I go in and out of phases with cooking. When I first became a mom I was constantly trying out new recipes and enjoying having the time to cook. When Sweet B came along I signed up for e-meals because it was a challenge for me to figure out our food budget and get dinner on the table. Once Blue Eyes was born and we got into a rhythm I got all granola and started baking my own bread regularly, making our own yogurt and hitting up the farmers market in the summer. Most recently, after New Kid was born, it was Eggos and frozen pizzas, pure survival mode.
About two months ago I found this gem I've been wanting to read, Animal, Vegetable, Miracle by Barbara Kingsolver, at the thrift store. (A fabulous source of books P.S.) I strongly believe eating homemade is the best way to eat more healthily and cheaply.
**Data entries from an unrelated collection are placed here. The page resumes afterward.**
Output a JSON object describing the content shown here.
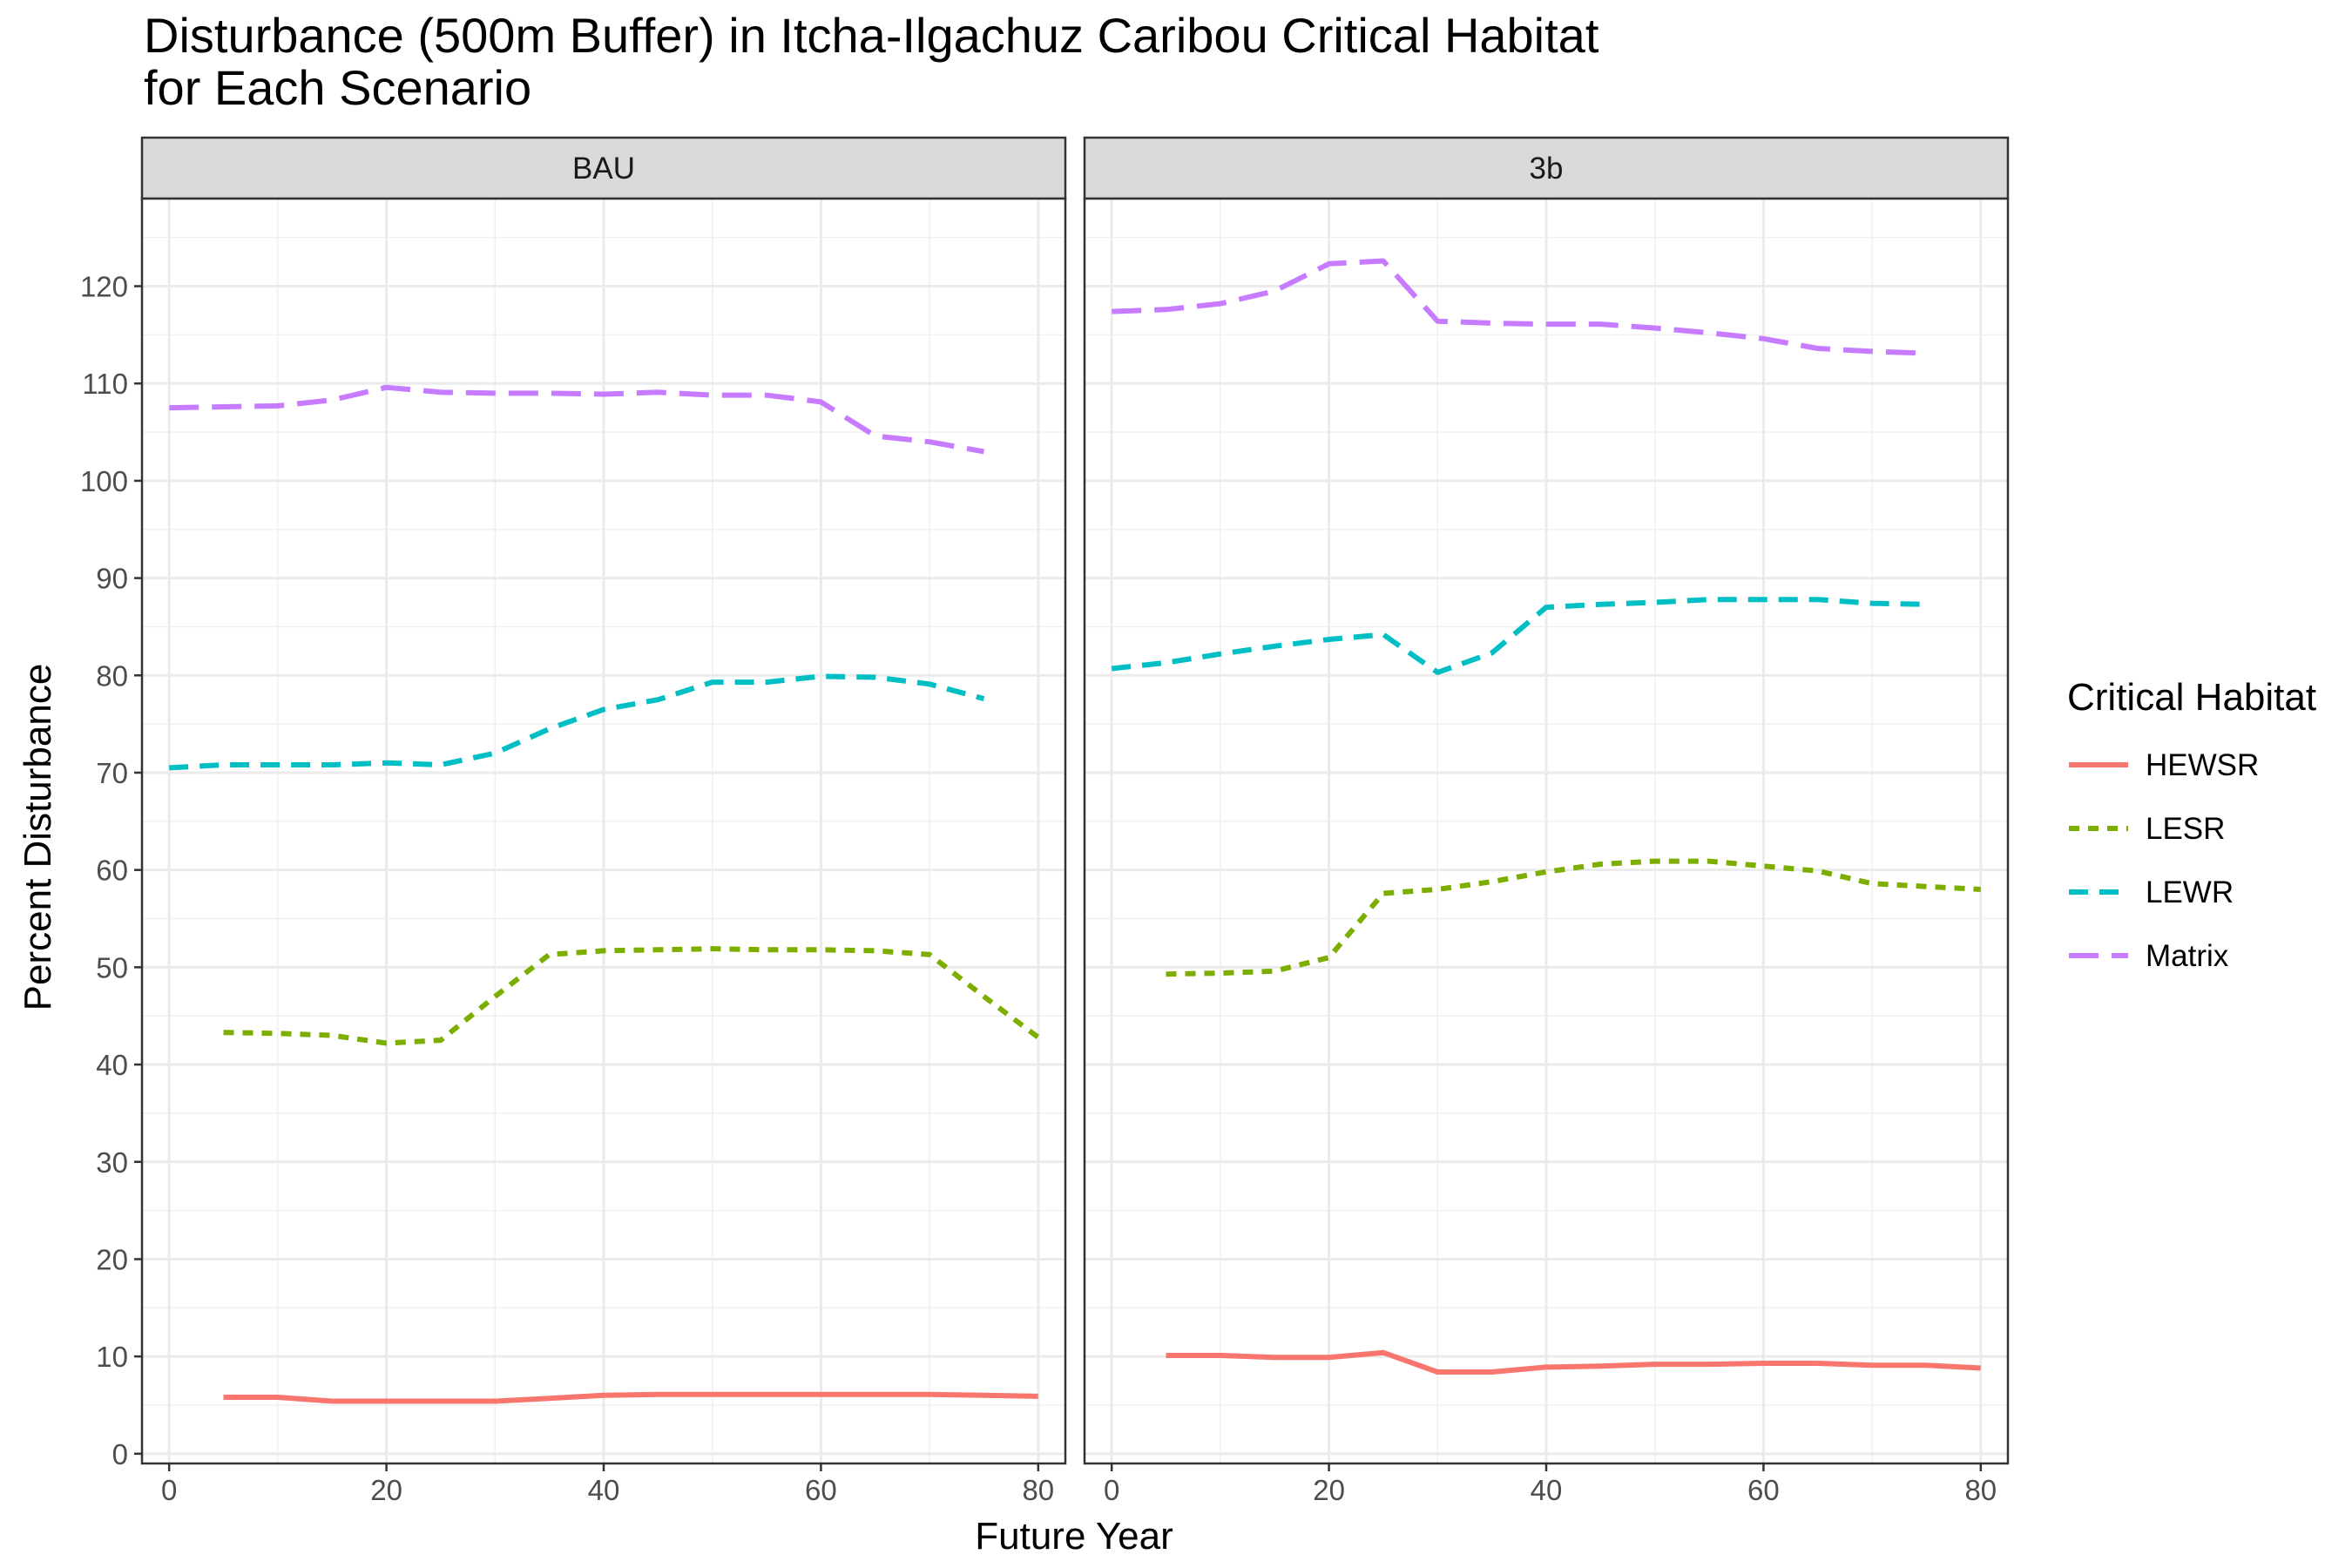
{
  "chart_data": {
    "type": "line",
    "title_lines": [
      "Disturbance (500m Buffer) in Itcha-Ilgachuz Caribou Critical Habitat",
      "for Each Scenario"
    ],
    "xlabel": "Future Year",
    "ylabel": "Percent Disturbance",
    "xlim": [
      -2.5,
      82.5
    ],
    "ylim": [
      -1,
      129
    ],
    "x_ticks": [
      0,
      20,
      40,
      60,
      80
    ],
    "y_ticks": [
      0,
      10,
      20,
      30,
      40,
      50,
      60,
      70,
      80,
      90,
      100,
      110,
      120
    ],
    "grid": true,
    "legend": {
      "title": "Critical Habitat",
      "placement": "right",
      "entries": [
        "HEWSR",
        "LESR",
        "LEWR",
        "Matrix"
      ]
    },
    "colors": {
      "HEWSR": "#F8766D",
      "LESR": "#7CAE00",
      "LEWR": "#00BFC4",
      "Matrix": "#C77CFF"
    },
    "line_styles": {
      "HEWSR": "solid",
      "LESR": "dotted",
      "LEWR": "dashed",
      "Matrix": "longdash"
    },
    "panels": [
      {
        "label": "BAU",
        "series": [
          {
            "name": "HEWSR",
            "x": [
              5,
              10,
              15,
              20,
              25,
              30,
              35,
              40,
              45,
              50,
              55,
              60,
              65,
              70,
              75,
              80
            ],
            "y": [
              5.8,
              5.8,
              5.4,
              5.4,
              5.4,
              5.4,
              5.7,
              6.0,
              6.1,
              6.1,
              6.1,
              6.1,
              6.1,
              6.1,
              6.0,
              5.9
            ]
          },
          {
            "name": "LESR",
            "x": [
              5,
              10,
              15,
              20,
              25,
              30,
              35,
              40,
              45,
              50,
              55,
              60,
              65,
              70,
              75,
              80
            ],
            "y": [
              43.3,
              43.2,
              43.0,
              42.2,
              42.5,
              47.0,
              51.3,
              51.7,
              51.8,
              51.9,
              51.8,
              51.8,
              51.7,
              51.3,
              47.0,
              42.8
            ]
          },
          {
            "name": "LEWR",
            "x": [
              0,
              5,
              10,
              15,
              20,
              25,
              30,
              35,
              40,
              45,
              50,
              55,
              60,
              65,
              70,
              75
            ],
            "y": [
              70.5,
              70.8,
              70.8,
              70.8,
              71.0,
              70.8,
              72.0,
              74.5,
              76.5,
              77.5,
              79.3,
              79.3,
              79.9,
              79.8,
              79.1,
              77.6
            ]
          },
          {
            "name": "Matrix",
            "x": [
              0,
              5,
              10,
              15,
              20,
              25,
              30,
              35,
              40,
              45,
              50,
              55,
              60,
              65,
              70,
              75
            ],
            "y": [
              107.5,
              107.6,
              107.7,
              108.3,
              109.6,
              109.1,
              109.0,
              109.0,
              108.9,
              109.1,
              108.8,
              108.8,
              108.1,
              104.6,
              104.0,
              103.0
            ]
          }
        ]
      },
      {
        "label": "3b",
        "series": [
          {
            "name": "HEWSR",
            "x": [
              5,
              10,
              15,
              20,
              25,
              30,
              35,
              40,
              45,
              50,
              55,
              60,
              65,
              70,
              75,
              80
            ],
            "y": [
              10.1,
              10.1,
              9.9,
              9.9,
              10.4,
              8.4,
              8.4,
              8.9,
              9.0,
              9.2,
              9.2,
              9.3,
              9.3,
              9.1,
              9.1,
              8.8
            ]
          },
          {
            "name": "LESR",
            "x": [
              5,
              10,
              15,
              20,
              25,
              30,
              35,
              40,
              45,
              50,
              55,
              60,
              65,
              70,
              75,
              80
            ],
            "y": [
              49.3,
              49.4,
              49.6,
              51.0,
              57.6,
              58.0,
              58.8,
              59.8,
              60.6,
              60.9,
              60.9,
              60.4,
              59.9,
              58.6,
              58.3,
              58.0
            ]
          },
          {
            "name": "LEWR",
            "x": [
              0,
              5,
              10,
              15,
              20,
              25,
              30,
              35,
              40,
              45,
              50,
              55,
              60,
              65,
              70,
              75
            ],
            "y": [
              80.7,
              81.3,
              82.2,
              83.0,
              83.7,
              84.2,
              80.3,
              82.3,
              87.0,
              87.3,
              87.5,
              87.8,
              87.8,
              87.8,
              87.4,
              87.3
            ]
          },
          {
            "name": "Matrix",
            "x": [
              0,
              5,
              10,
              15,
              20,
              25,
              30,
              35,
              40,
              45,
              50,
              55,
              60,
              65,
              70,
              75
            ],
            "y": [
              117.4,
              117.6,
              118.2,
              119.5,
              122.3,
              122.6,
              116.4,
              116.2,
              116.1,
              116.1,
              115.7,
              115.2,
              114.6,
              113.6,
              113.3,
              113.1
            ]
          }
        ]
      }
    ]
  }
}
Hence the chickens, the bread baking, etc. But I've honestly always been skeptical about organic food. We don't regularly buy anything organic. If something happens to be organic and it's a good price, woo hoo. But I don't go out of my way to make it happen.
But Mrs. Kingsolver makes a strong case for organic. And most convincingly for me, for local and seasonal. She brilliantly makes the case that our ability to refrigerate fresh foods and truck them all over the country quickly has spoiled us. We eat strawberries in December, not realizing that they pale in comparison to a just-picked June berry. We eat green salads full of romaine lettuce year-round and broccoli in June and wonder why our kids don't like veggies. If we limited our produce eating to seasonal items, we would be eating things at the peak of their flavor and possibly we would actually ENJOY eating our fruits and veggies!
The past few months I've been trying apples as many different dishes as I can think of. Nowadays dinner has had a lot more squash and kale in it than usual. On Tuesday I found this recipe in a search for something I could make using up a leftover baked sweet potato and kale - it was DELISH. Oh and we added bacon on top. (As people say: because, bacon.) We don't have berries in the fridge now that it's winter, instead we have oranges on the counter.
This book even has me convinced that cheese-making is something I need to start doing. Because I love cheese. I'm a bonafide turophile. Did you know you can make a fresh mozzarella in 30 minutes? Supposedly this is true. Family pizza night might be looking up.
Now I'm debating re-joining the local co-op I was briefly a member of back when money and time were more plentiful. And also looking into buying milk from a north GA farm. Ha! Anyone want to join me for an afternoon of figuring out curds and whey?